Praise for The Wire-Walker

“James Janko is a marvelous writer whose compassionate imagination spans worlds. The wire he walks on trembles with humanity and hope—it is not strung only between two peoples, but between all of us who care about justice in the wider world and safety for all human beings. His interest in the circus projects between Palestinian/Israeli communities, his willingness to listen, his gifts of description, render him a mesmerizing ringleader under the Big Top. This humane story of love, care, and dreaming could not be more timely.”

— Naomi Shihab Nye, author of Habibi and recipient of the 2024 Wallace Stevens Award

“From the descriptions of every-day actions and thoughts to life-changing and tragic events, the novel is both magical and honest. As a Palestinian from Nablus, I appreciate the accuracy of the setting, plot and characters specifically, and more generally the way the occupation affects the lives of Palestinians, especially refugees, both directly and indirectly. It’s clear that the author has fully absorbed both facts and feelings related to Palestinians and the occupation and through empathy and imagination woven a most wondrous story.”

— Mahmoud Masri, Founder of the (actual) Nablus Circus School

“Amal [the narrator of The Wire-Walker] is Palestine’s Anne Frank. Her presence in the world will make it better…The ending is breath-taking.”

—Maxine Hong Kingston, author of The Woman Warrior

“When one is practically forbidden to support Palestine or to challenge the violence descending into genocide against Palestinians, or when the Israel war machine urges us to ignore Palestine’s existence, Golda Meir, 1969, ‘There is no such thing as Palestinians,’ James Janko dares to introduce us to a luminous sixteen-year-old Palestinian wire walker living a courageous and compassionate life in a refugee camp in the West Bank under siege every day by the IDF. Creation means, bringing to life, and indeed these characters, particularly Amal Tuqan, are living, vital and wise and will be with the reader, as fine literature makes possible, for all time. May I dare to confirm, as the novel implies, that Amal Tuqan and Anne Frank would be companions of the heart if they had known each other? Here I am speaking of Amal as if she is alive, because she is. We must read this book so we understand the horrific, violent nature of the war against the Palestinians, and also the possibilities of alliances as lived through the circus, the Flying Kids of Tel Aviv. A character came to James Janko and he has the gift, heart and will to listen and tell her story and so we have this extraordinary work of literature and truth telling and vision.”

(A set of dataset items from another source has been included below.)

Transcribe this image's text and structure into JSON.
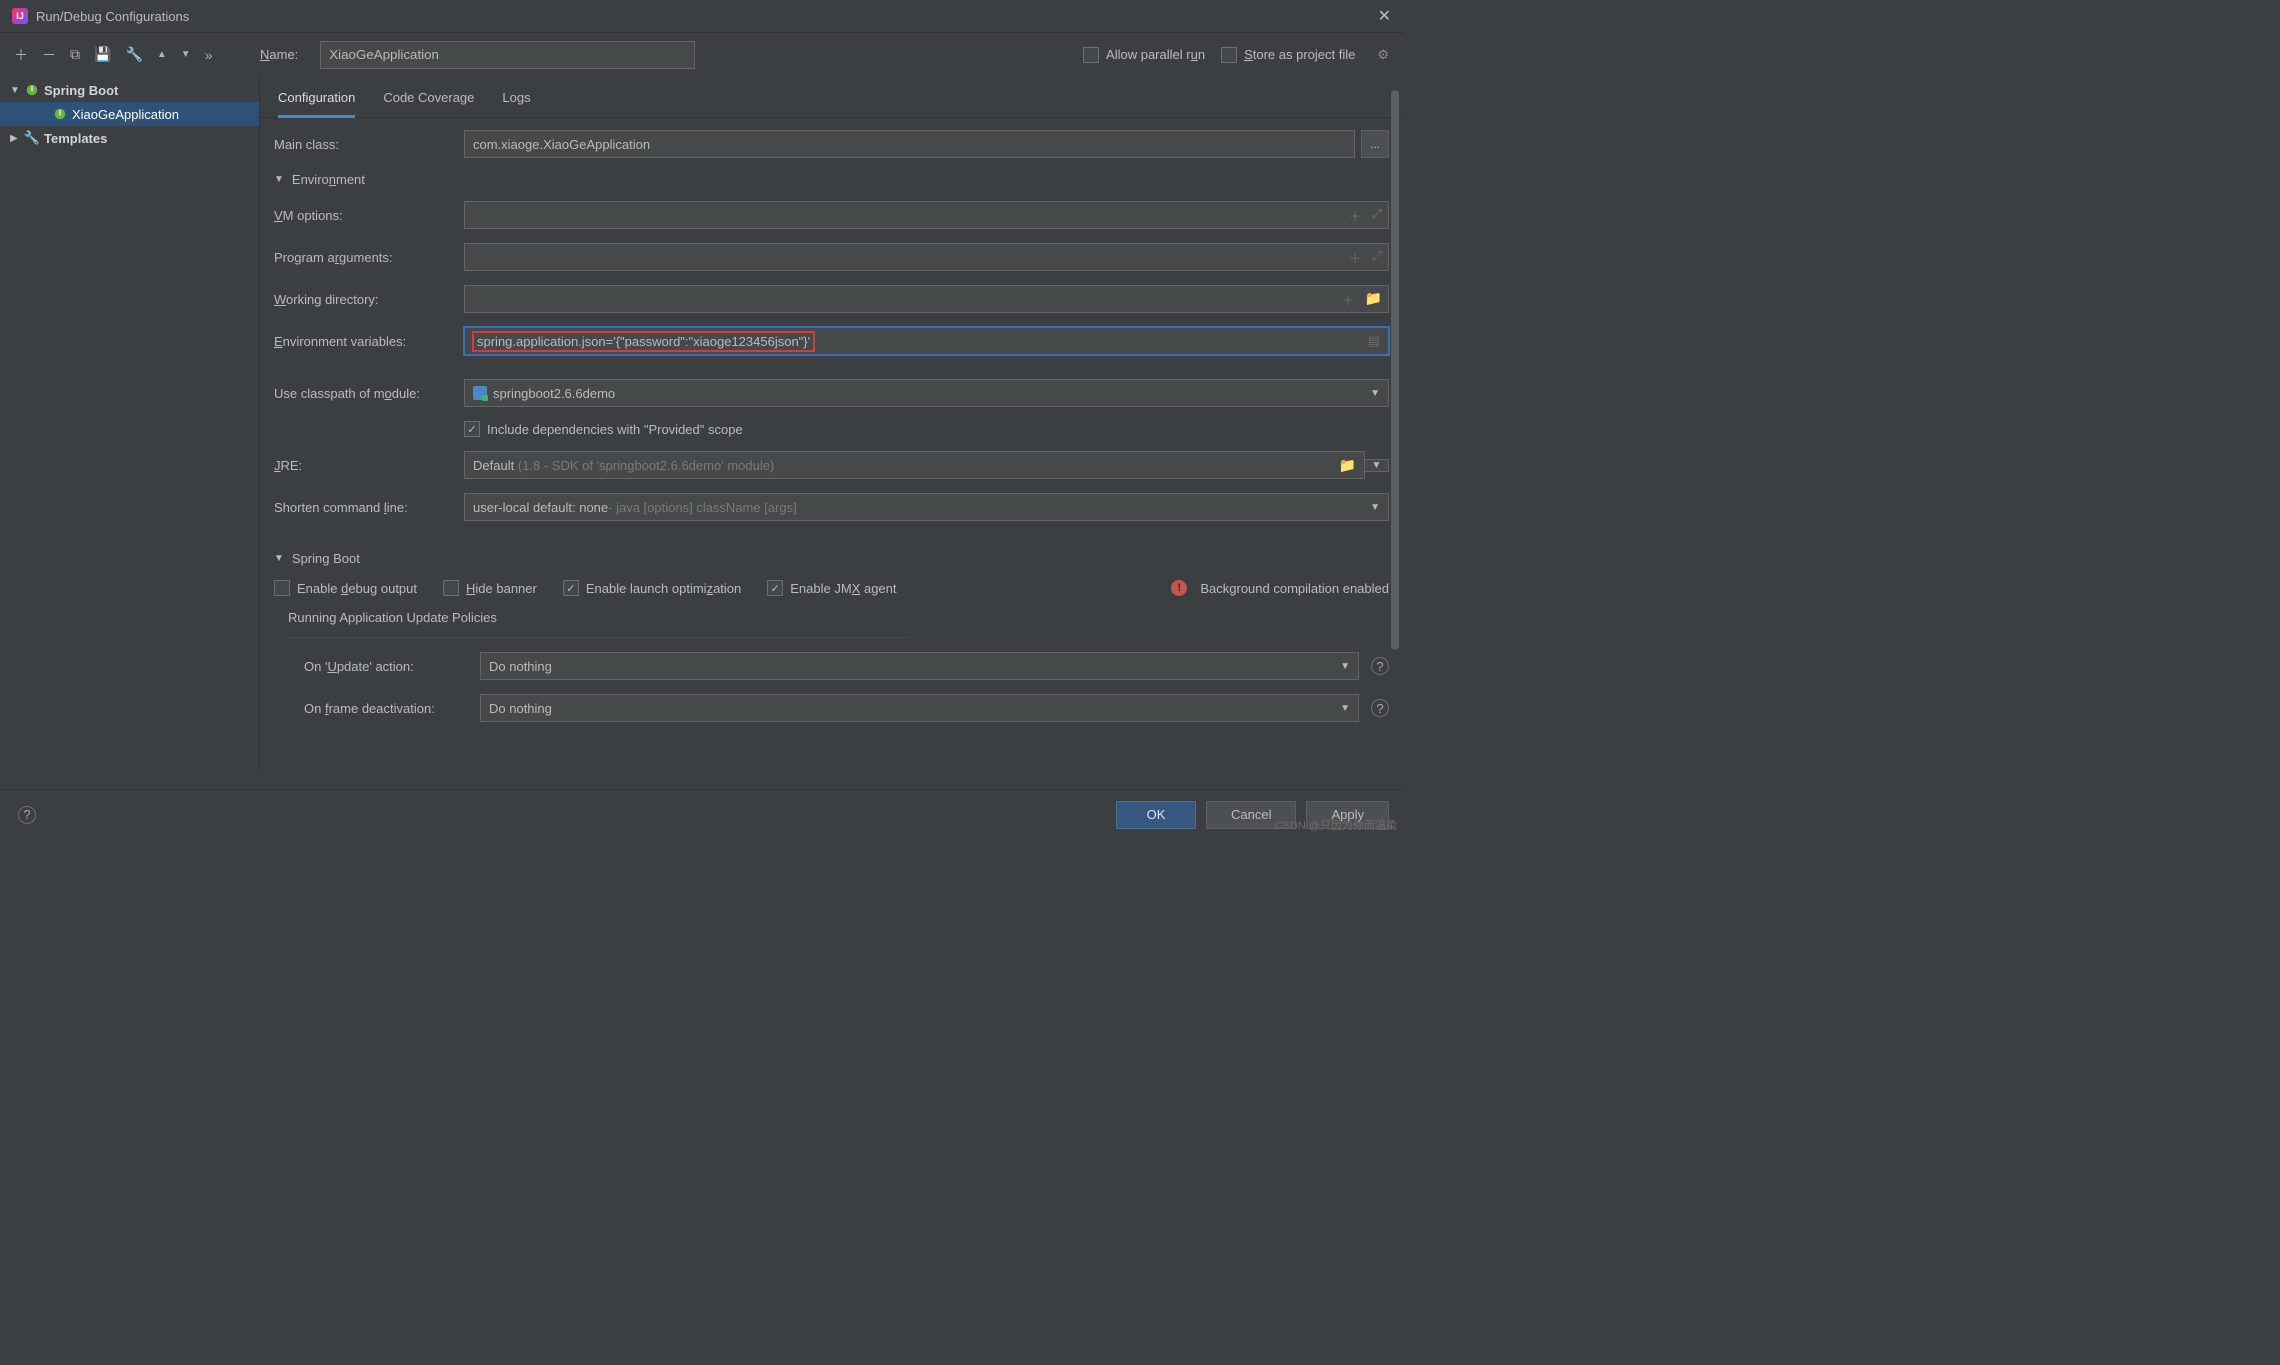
{
  "window": {
    "title": "Run/Debug Configurations"
  },
  "toolbar": {
    "name_label": "Name:",
    "name_value": "XiaoGeApplication",
    "allow_parallel": "Allow parallel run",
    "store_as_template": "Store as project file"
  },
  "sidebar": {
    "spring_boot": "Spring Boot",
    "app_item": "XiaoGeApplication",
    "templates": "Templates"
  },
  "tabs": {
    "configuration": "Configuration",
    "code_coverage": "Code Coverage",
    "logs": "Logs"
  },
  "form": {
    "main_class_lbl": "Main class:",
    "main_class_val": "com.xiaoge.XiaoGeApplication",
    "browse_btn": "...",
    "env_section": "Environment",
    "vm_options_lbl": "VM options:",
    "vm_options_val": "",
    "prog_args_lbl": "Program arguments:",
    "prog_args_val": "",
    "working_dir_lbl": "Working directory:",
    "working_dir_val": "",
    "env_vars_lbl": "Environment variables:",
    "env_vars_val": "spring.application.json='{\"password\":\"xiaoge123456json\"}'",
    "classpath_lbl": "Use classpath of module:",
    "classpath_val": "springboot2.6.6demo",
    "include_provided": "Include dependencies with \"Provided\" scope",
    "jre_lbl": "JRE:",
    "jre_val": "Default",
    "jre_hint": "(1.8 - SDK of 'springboot2.6.6demo' module)",
    "shorten_lbl": "Shorten command line:",
    "shorten_val": "user-local default: none",
    "shorten_hint": " - java [options] className [args]",
    "sb_section": "Spring Boot",
    "enable_debug": "Enable debug output",
    "hide_banner": "Hide banner",
    "enable_launch_opt": "Enable launch optimization",
    "enable_jmx": "Enable JMX agent",
    "bg_compilation": "Background compilation enabled",
    "policies_hdr": "Running Application Update Policies",
    "on_update_lbl": "On 'Update' action:",
    "on_update_val": "Do nothing",
    "on_frame_lbl": "On frame deactivation:",
    "on_frame_val": "Do nothing"
  },
  "footer": {
    "ok": "OK",
    "cancel": "Cancel",
    "apply": "Apply"
  },
  "watermark": "CSDN @只因为你而温柔"
}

—Deena Metzger, author of What Dinah Thought, The Other Hand, and La Negra y Blanca, winner of Oakland Pen Award for Literature

“A poetic combination of beauty and horror, disillusionment and hope. This novel provides an unforgettable perspective to a centuries-old conflict. I hope to read more novels from this author, a singular voice, a remarkable talent.”

—Gabriel Bump, author of Everywhere You Don’t Belong

The Wire-Walker is so moving and the flow so good, I had a hard time putting it down. Janko did an absolutely amazing job as a writer.”

— Nili Belkind, Jaffa, Israel, ethnomusicologist and author of Music in Conflict: Palestine, Israel, and the Politics of Aesthetic Production

“In The Wire-Walker, James Janko has found the perfect image to describe life in the refugee camps of the occupied West Bank, a life suspended with narrow balance above the land the Palestinians don’t quite own. Janko has also found the pitch-perfect voice of a teenage Palestinian girl, Amal, to narrate the story. His research comes across, in Amal’s voice, as lived experience. It is her voice that draws the reader in from the start, her voice that puts into the reader’s heart a longing to see her set free, like 'a bird with strong wings,' to traverse without fear the land of Israel/Palestine. Janko’s book makes a strong contribution to the trove of literature that has tried to come to terms with the seemingly eternal conflict of a troubled land. It is a powerful book, by turns warm and wrenching.”